Inquiry Sought for ‘Misconduct’ at Tribunal

Court verges on ‘embracing impunity,’ legal advocacy group says

Sounding a note of alarm, the Open Society Justice Initiative, a legal advocacy group that monitors the Khmer Rouge tribunal, called yesterday for UN inquiries into alleged judicial misconduct and political interference at the court.

Moribund investigations into genocide, war crimes and crimes against humanity have been en­trusted to judges who appear to be in violation of their oaths and who may have acted on outside orders to do away with cases that are opposed by the Cambodian government, OSJI said in its most re­cent report on the court’s activities.

The report also said that the UN and the court’s donors had done nothing to protect the court’s in­tegrity and suggested that the dismissal of the court’s current investigations suited their interests.

Yuko Maeda, a UN spokeswo­man for the tribunal, said yesterday that the court had no comment. The judges have in the past rejected accusations of outside influence.

The report follows the desertion of the tribunal’s investigative office by its UN legal team, who are departing in frustration at the co-investigating judges’ failure to investigate a case involving Pol Pot’s armed forces and tens of thousands of deaths.

The mounting outcry over the apparent suppression of the cases, which reportedly concern hundreds of thousands of deaths and an untold number of surviving victims, comes as the court prepares to celebrate its greatest success.

In twelve days, Pol Pot’s surviving coterie are at last to stand trial for their leadership of Democratic Kampuchea and their revolution’s bloody transformation of Cambodia into a “prison without walls.”

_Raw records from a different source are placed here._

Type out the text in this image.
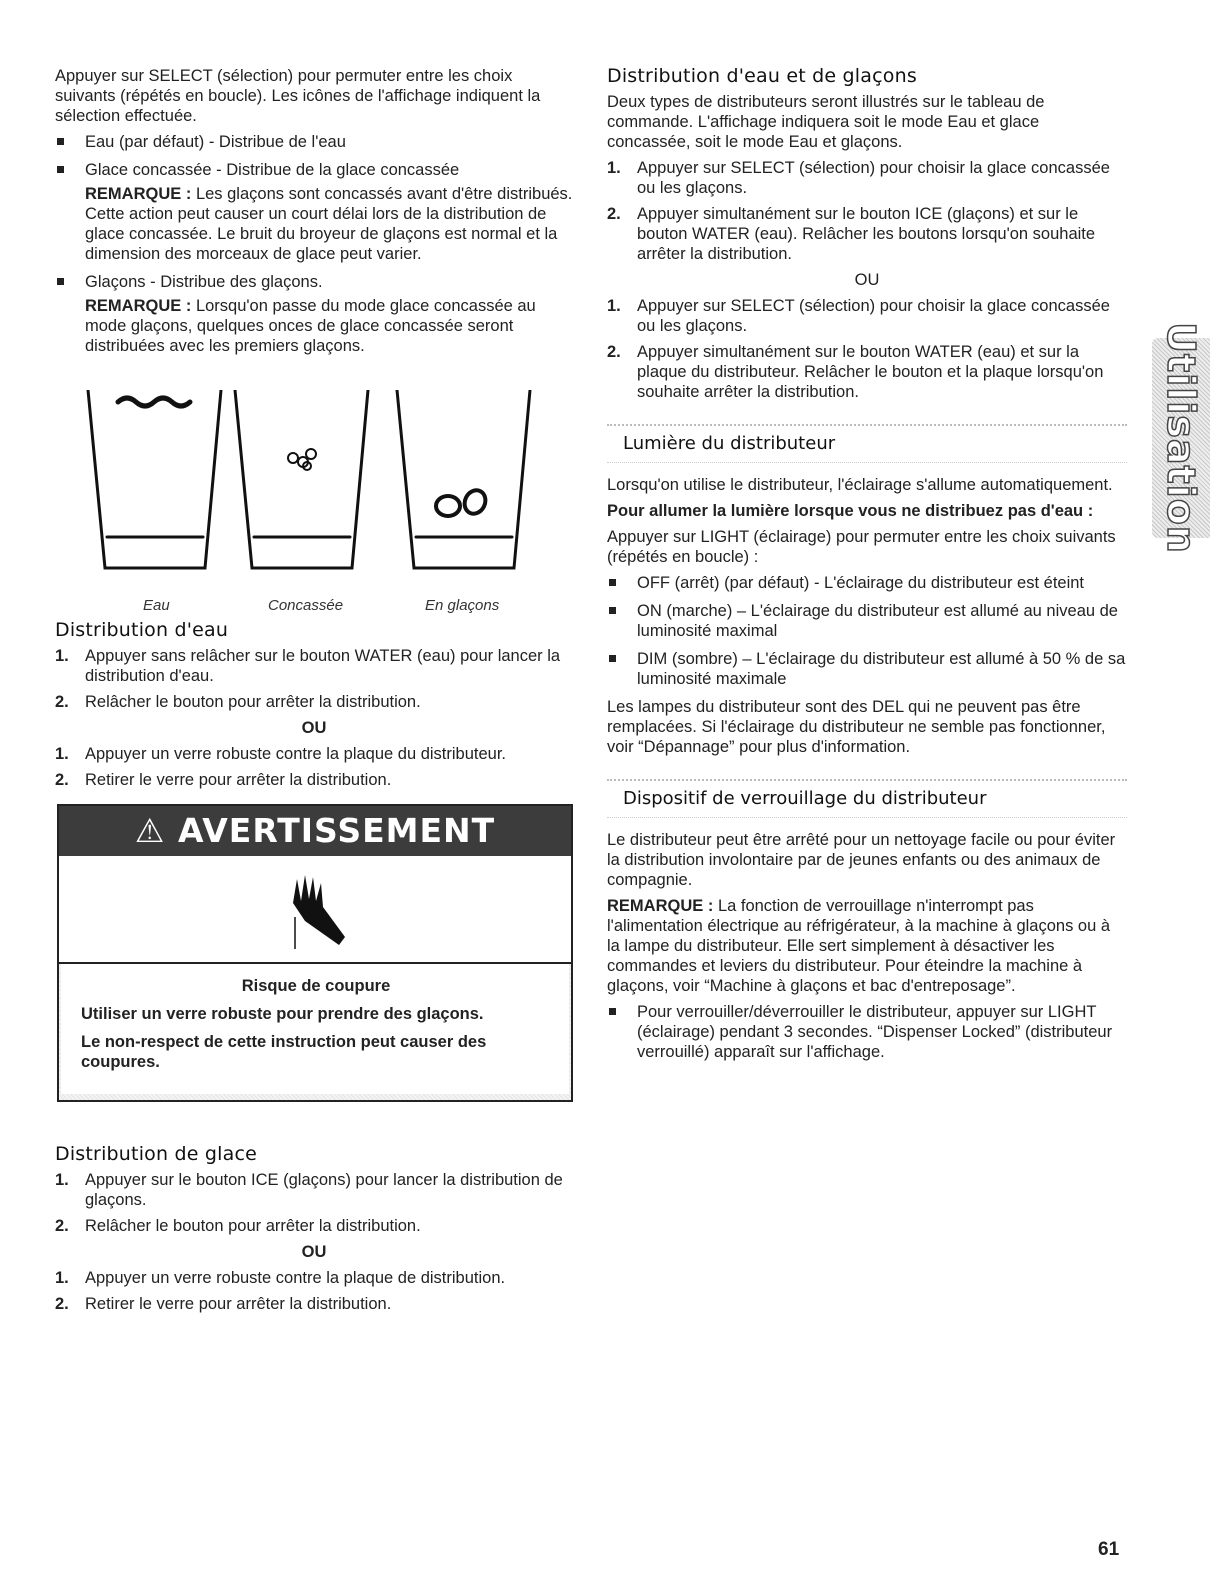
Appuyer sur SELECT (sélection) pour permuter entre les choix suivants (répétés en boucle). Les icônes de l'affichage indiquent la sélection effectuée.

Eau (par défaut) - Distribue de l'eau
Glace concassée - Distribue de la glace concassée

REMARQUE : Les glaçons sont concassés avant d'être distribués. Cette action peut causer un court délai lors de la distribution de glace concassée. Le bruit du broyeur de glaçons est normal et la dimension des morceaux de glace peut varier.

Glaçons - Distribue des glaçons.

REMARQUE : Lorsqu'on passe du mode glace concassée au mode glaçons, quelques onces de glace concassée seront distribuées avec les premiers glaçons.

Eau	Concassée	En glaçons
Distribution d'eau
1. Appuyer sans relâcher sur le bouton WATER (eau) pour lancer la distribution d'eau.
2. Relâcher le bouton pour arrêter la distribution.

OU

1. Appuyer un verre robuste contre la plaque du distributeur.
2. Retirer le verre pour arrêter la distribution.
⚠ AVERTISSEMENT
Risque de coupure
Utiliser un verre robuste pour prendre des glaçons.
Le non-respect de cette instruction peut causer des coupures.
Distribution de glace
1. Appuyer sur le bouton ICE (glaçons) pour lancer la distribution de glaçons.
2. Relâcher le bouton pour arrêter la distribution.

OU

1. Appuyer un verre robuste contre la plaque de distribution.
2. Retirer le verre pour arrêter la distribution.
Distribution d'eau et de glaçons

Deux types de distributeurs seront illustrés sur le tableau de commande. L'affichage indiquera soit le mode Eau et glace concassée, soit le mode Eau et glaçons.

1. Appuyer sur SELECT (sélection) pour choisir la glace concassée ou les glaçons.
2. Appuyer simultanément sur le bouton ICE (glaçons) et sur le bouton WATER (eau). Relâcher les boutons lorsqu'on souhaite arrêter la distribution.

OU

1. Appuyer sur SELECT (sélection) pour choisir la glace concassée ou les glaçons.
2. Appuyer simultanément sur le bouton WATER (eau) et sur la plaque du distributeur. Relâcher le bouton et la plaque lorsqu'on souhaite arrêter la distribution.
Lumière du distributeur

Lorsqu'on utilise le distributeur, l'éclairage s'allume automatiquement.

Pour allumer la lumière lorsque vous ne distribuez pas d'eau :

Appuyer sur LIGHT (éclairage) pour permuter entre les choix suivants (répétés en boucle) :

OFF (arrêt) (par défaut) - L'éclairage du distributeur est éteint
ON (marche) – L'éclairage du distributeur est allumé au niveau de luminosité maximal
DIM (sombre) – L'éclairage du distributeur est allumé à 50 % de sa luminosité maximale

Les lampes du distributeur sont des DEL qui ne peuvent pas être remplacées. Si l'éclairage du distributeur ne semble pas fonctionner, voir “Dépannage” pour plus d'information.

Dispositif de verrouillage du distributeur

Le distributeur peut être arrêté pour un nettoyage facile ou pour éviter la distribution involontaire par de jeunes enfants ou des animaux de compagnie.

REMARQUE : La fonction de verrouillage n'interrompt pas l'alimentation électrique au réfrigérateur, à la machine à glaçons ou à la lampe du distributeur. Elle sert simplement à désactiver les commandes et leviers du distributeur. Pour éteindre la machine à glaçons, voir “Machine à glaçons et bac d'entreposage”.

Pour verrouiller/déverrouiller le distributeur, appuyer sur LIGHT (éclairage) pendant 3 secondes. “Dispenser Locked” (distributeur verrouillé) apparaît sur l'affichage.
Utilisation
61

But the trial, expected to take years of arduous work, arrives amid the standing accusation, now shared by some of the tribunal’s own staff, that as the court brings the Khmer Rouge movement to justice it is also actively whitewashing a large share of its crimes.

In the report released yesterday, OSJI said the court’s failure to uphold the law and the principles of judicial conduct in Case 003, an investigation of the Khmer Rouge military, put it “on the verge of officially embracing impunity.”

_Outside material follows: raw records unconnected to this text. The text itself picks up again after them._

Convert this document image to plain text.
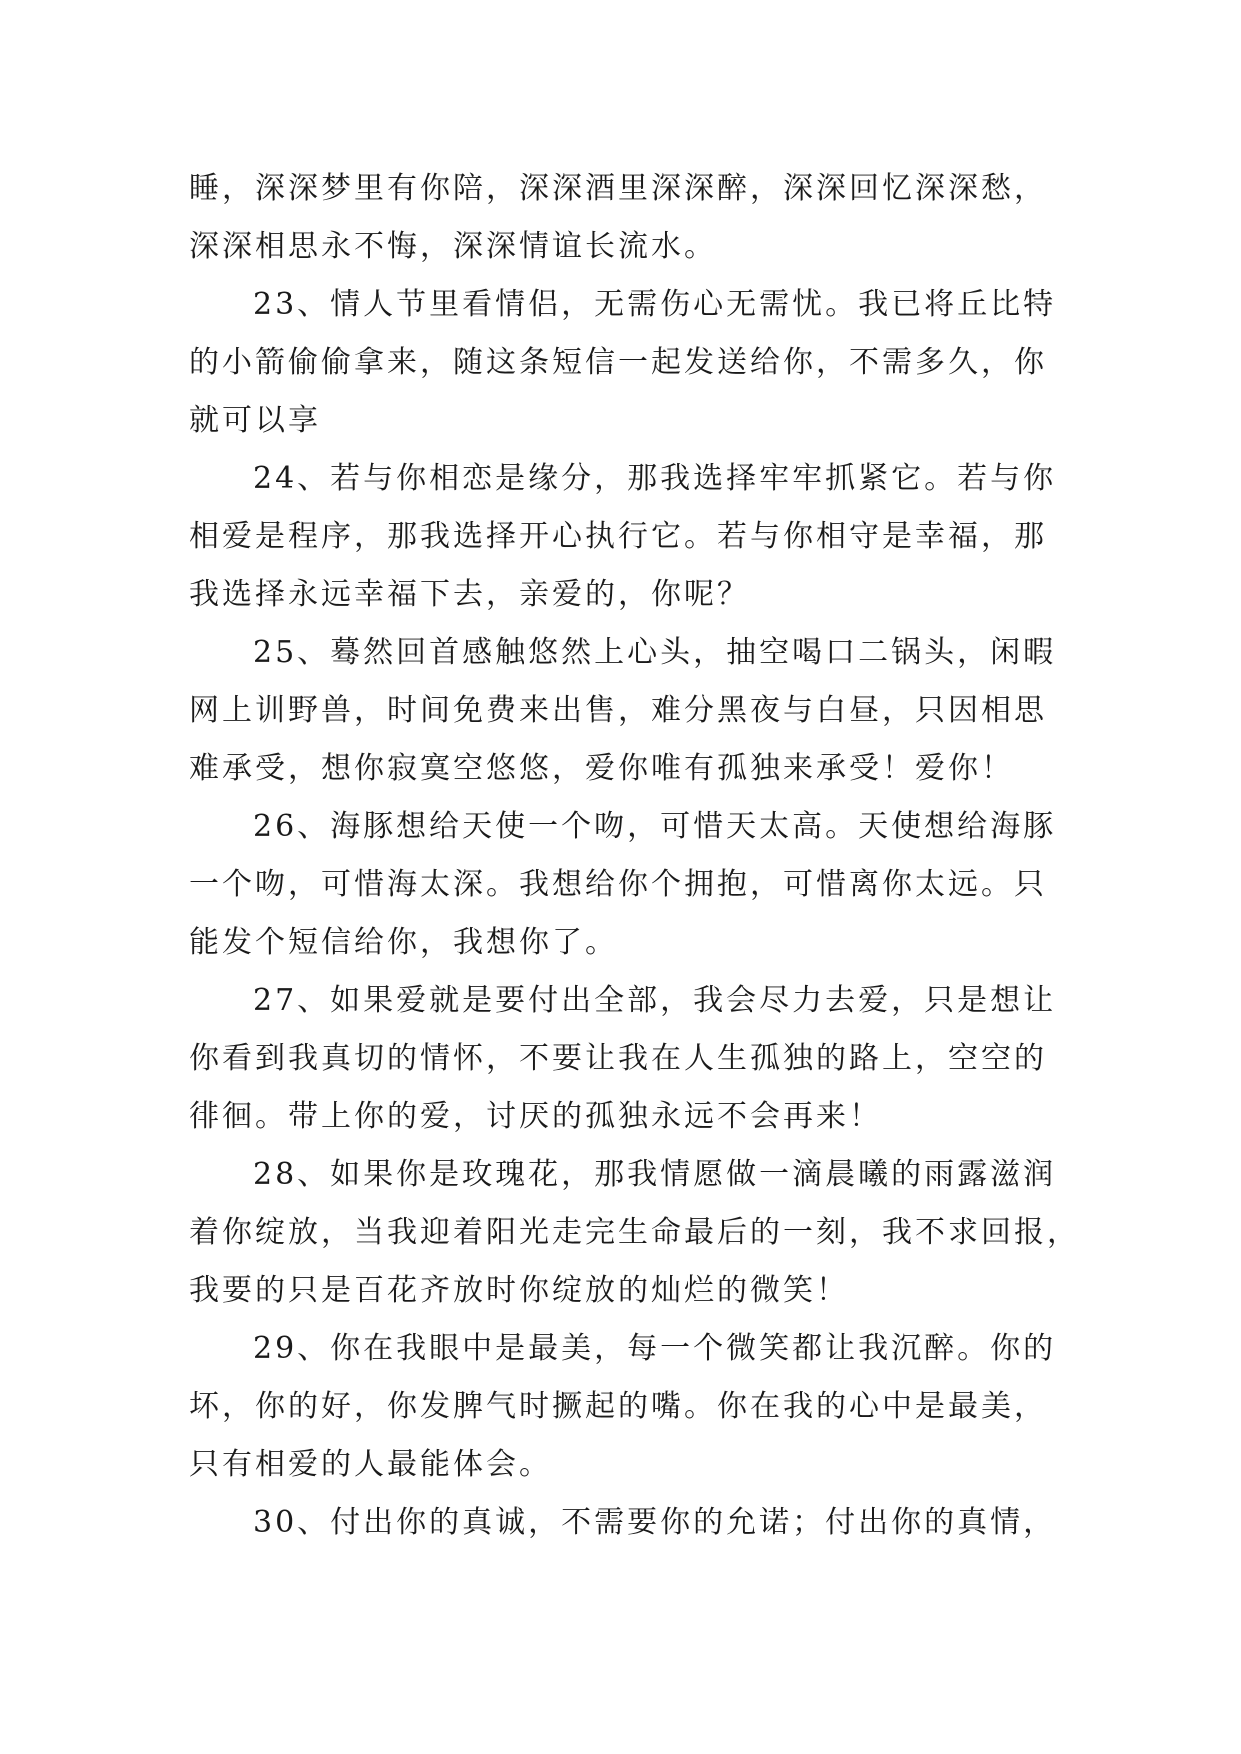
睡，深深梦里有你陪，深深酒里深深醉，深深回忆深深愁，
深深相思永不悔，深深情谊长流水。

23、情人节里看情侣，无需伤心无需忧。我已将丘比特
的小箭偷偷拿来，随这条短信一起发送给你，不需多久，你
就可以享

24、若与你相恋是缘分，那我选择牢牢抓紧它。若与你
相爱是程序，那我选择开心执行它。若与你相守是幸福，那
我选择永远幸福下去，亲爱的，你呢？

25、蓦然回首感触悠然上心头，抽空喝口二锅头，闲暇
网上训野兽，时间免费来出售，难分黑夜与白昼，只因相思
难承受，想你寂寞空悠悠，爱你唯有孤独来承受！爱你！

26、海豚想给天使一个吻，可惜天太高。天使想给海豚
一个吻，可惜海太深。我想给你个拥抱，可惜离你太远。只
能发个短信给你，我想你了。

27、如果爱就是要付出全部，我会尽力去爱，只是想让
你看到我真切的情怀，不要让我在人生孤独的路上，空空的
徘徊。带上你的爱，讨厌的孤独永远不会再来！

28、如果你是玫瑰花，那我情愿做一滴晨曦的雨露滋润
着你绽放，当我迎着阳光走完生命最后的一刻，我不求回报，
我要的只是百花齐放时你绽放的灿烂的微笑！

29、你在我眼中是最美，每一个微笑都让我沉醉。你的
坏，你的好，你发脾气时撅起的嘴。你在我的心中是最美，
只有相爱的人最能体会。

30、付出你的真诚，不需要你的允诺；付出你的真情，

The report reiterated long-standing allegations that Judges Siegfried Blunk and You Bunleng had simply refused to investigate their current caseload.

It also alleged that, as the media reports began to indicate that they had done little in the case, the judges office had begun “stuffing the Case 003 file with ‘evidence’ from the Case 002 file” to lend it the appearance of an actual investigation.

“This not simply a case in which a judge has exercised his discretion in good faith but in a manner with which others may disagree,” the report said.

The actions of Judges Blunk and Bunleng “suggest that the outcome of a case has been predetermined and that judges have refused to gather evidence or investigate facts, possibly in response to repeated and publicly expressed demands of senior leadership.”

Prime Minister Hun Sen has publicly insisted that both of the court’s current investigations will not be allowed to occur, continuing a position he has held for a decade.

The case concluded on April 29 concerned Khmer Rouge navy commander Meas Muth and air force commander Sou Met, who is currently an adviser to RCAF high command. Both have denied any wrongdoing but are suspected in the bloody purges of the military as well as forced labor and other crimes.

Given the jurisprudence of other courts and record of their involvement in Khmer Rouge crimes, “it is difficult to comprehend how senior officials such as Meas Muth and Sou Met could legitimately be found not to fall under” the court’s mandate, the report said.

The report recommended that Gabriela Carina Knaul de Albuquerque e Silva, the current UN special rapporteur on judicial independence, assess the independence of the court’s judges, in particular Judges Blunk and Bunleng.

It also called on donors to condition funding on guarantees of judicial independence. Donors have emphasized the importance of the case going to trial this month, implying that preserving Case 002 “may require ceding the ability to proceed with Cases 003 and 004.”

The US Embassy yesterday did not directly respond to these assertions, saying it was committed to helping the government and the UN hold the Khmer Rouge to account.

“The United States will do what we can to work with the Cambodian government, with the United Nations, and the international community to ensure that we have the resources needed to proceed with Case 002, which now appears ready to go ahead,” spokesman Mark Wenig wrote in an e-mail.